When my daughter was first born it was a whirlwind, but once things settled down and we'd been in the house for what seemed like ages in the middle of the winter we really started to get that cooped up syndrome. We needed to get out of the house and go somewhere other than the grocery store. AS nice as it was to have plenty of visitors to our home we wanted OUT. Then came the dilemma of where to take a newborn that was appropriate for her, but still entertaining for us. Our kiddo was not one of those quiet kids who simply slept anywhere you took her. We had never gone to the Greater Cleveland Aquarium before and decided it would be a perfect foray out into the world for a little person. We were definitely correct.
The Cleveland Aquarium is located at 2000 Sycamore Street, Cleveland (otherwise known as the west bank of the flats) That's what was (maybe still is?) known as the Powerhouse. It was built in 1892 as literally a powerhouse for an electric streetcar line. More recently it once housed a variety of businesses such as a piano bar, an arcade and restaurants. Through all this time it definitely maintained an industrial vibe with tall smokestacks, lots of exposed brick and steel so it was interesting to see how something like an aquarium was built into the space.
Now the Greater Cleveland Aquarium is not particularly large like the Georgia Aquarium and it can be rather pricey for a day out but it is definitely unique and worth a visit. The aquarium was broken down into galleries that each focused on a different aquatic area such as Ohio Lakes and Rivers, Indo-Pacific, and Coastal regions and the types of fish plants in each area varied accordingly.
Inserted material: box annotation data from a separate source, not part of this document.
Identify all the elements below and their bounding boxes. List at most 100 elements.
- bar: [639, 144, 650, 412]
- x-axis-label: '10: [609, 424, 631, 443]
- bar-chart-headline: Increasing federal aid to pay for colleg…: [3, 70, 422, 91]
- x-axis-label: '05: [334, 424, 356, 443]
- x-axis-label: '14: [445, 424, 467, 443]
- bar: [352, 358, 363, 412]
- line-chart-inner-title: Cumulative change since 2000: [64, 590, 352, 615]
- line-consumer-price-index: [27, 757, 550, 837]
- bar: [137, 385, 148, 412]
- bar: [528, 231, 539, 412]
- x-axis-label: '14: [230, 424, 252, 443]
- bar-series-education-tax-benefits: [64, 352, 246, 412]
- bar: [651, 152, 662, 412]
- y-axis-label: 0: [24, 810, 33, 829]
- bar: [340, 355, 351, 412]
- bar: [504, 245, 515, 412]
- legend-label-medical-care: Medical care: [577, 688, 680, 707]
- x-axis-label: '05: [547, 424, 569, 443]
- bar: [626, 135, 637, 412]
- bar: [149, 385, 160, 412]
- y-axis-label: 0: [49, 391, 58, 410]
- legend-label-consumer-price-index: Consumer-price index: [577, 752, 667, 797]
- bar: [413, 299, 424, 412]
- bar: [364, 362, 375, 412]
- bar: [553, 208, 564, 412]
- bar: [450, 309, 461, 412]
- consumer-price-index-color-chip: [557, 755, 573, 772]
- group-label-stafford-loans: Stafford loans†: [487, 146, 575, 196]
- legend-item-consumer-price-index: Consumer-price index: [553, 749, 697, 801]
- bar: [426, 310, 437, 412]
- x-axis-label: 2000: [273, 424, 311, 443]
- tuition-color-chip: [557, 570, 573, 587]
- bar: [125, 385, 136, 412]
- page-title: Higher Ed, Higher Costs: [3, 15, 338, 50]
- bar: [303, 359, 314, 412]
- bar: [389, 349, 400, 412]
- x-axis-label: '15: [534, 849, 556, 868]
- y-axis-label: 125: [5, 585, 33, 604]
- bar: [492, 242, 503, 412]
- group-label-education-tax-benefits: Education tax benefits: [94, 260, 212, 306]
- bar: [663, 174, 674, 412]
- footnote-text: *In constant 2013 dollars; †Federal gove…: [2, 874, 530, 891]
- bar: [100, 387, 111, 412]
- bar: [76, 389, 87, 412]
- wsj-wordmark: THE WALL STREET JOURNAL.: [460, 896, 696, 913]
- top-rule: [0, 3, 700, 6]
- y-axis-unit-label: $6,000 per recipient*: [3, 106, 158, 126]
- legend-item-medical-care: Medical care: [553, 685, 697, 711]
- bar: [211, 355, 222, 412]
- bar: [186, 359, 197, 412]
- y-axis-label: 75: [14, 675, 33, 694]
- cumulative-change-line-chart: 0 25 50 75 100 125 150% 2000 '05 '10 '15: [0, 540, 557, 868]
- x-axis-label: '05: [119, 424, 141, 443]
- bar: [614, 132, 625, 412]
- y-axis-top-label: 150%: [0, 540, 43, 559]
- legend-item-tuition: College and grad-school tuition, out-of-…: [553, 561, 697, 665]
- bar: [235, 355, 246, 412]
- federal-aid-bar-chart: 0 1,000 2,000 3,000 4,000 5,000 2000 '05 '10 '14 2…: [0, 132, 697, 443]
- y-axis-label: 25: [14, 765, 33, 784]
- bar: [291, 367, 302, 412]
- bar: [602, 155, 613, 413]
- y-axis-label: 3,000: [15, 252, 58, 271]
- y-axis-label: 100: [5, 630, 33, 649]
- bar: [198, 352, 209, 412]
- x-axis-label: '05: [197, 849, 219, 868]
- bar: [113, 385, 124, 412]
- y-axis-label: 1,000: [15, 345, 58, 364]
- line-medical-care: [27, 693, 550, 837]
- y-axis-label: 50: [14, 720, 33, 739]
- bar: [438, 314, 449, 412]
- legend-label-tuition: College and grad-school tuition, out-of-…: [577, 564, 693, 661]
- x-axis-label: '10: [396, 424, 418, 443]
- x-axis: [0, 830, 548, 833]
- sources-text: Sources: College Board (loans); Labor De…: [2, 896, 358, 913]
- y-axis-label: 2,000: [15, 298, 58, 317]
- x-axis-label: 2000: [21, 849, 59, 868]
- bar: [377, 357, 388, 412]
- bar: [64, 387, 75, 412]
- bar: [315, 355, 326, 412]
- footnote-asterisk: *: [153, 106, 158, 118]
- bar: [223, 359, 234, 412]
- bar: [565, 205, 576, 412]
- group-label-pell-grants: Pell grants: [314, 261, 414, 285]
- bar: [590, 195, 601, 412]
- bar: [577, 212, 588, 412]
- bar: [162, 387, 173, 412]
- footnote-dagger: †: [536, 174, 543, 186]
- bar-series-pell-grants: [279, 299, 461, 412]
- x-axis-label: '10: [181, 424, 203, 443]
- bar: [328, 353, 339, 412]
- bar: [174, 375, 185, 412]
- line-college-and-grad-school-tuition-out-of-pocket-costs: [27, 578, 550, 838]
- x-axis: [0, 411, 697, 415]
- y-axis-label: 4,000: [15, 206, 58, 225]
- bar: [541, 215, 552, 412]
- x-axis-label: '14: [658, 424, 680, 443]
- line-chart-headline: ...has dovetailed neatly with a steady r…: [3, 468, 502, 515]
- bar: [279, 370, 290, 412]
It was interesting to see how such an industrial space was converted to hold wildlife. They utilized the space so creatively that jellyfish are even housed in one of the smokestacks! In addition to the exhibits a watchful eye could even spot some striking nautical themed art with an industrial edge.
What was extra special about the aquarium was how close you could get to all the exhibits, which for tiny infant eyes was perfect!
Other highlights included a pretty amazing 11,000 gallon touch tank where visitors could "pet" stingrays (something we took a pass on this time with an infant), tortoise encounters, live coral, and lots of biodiversity.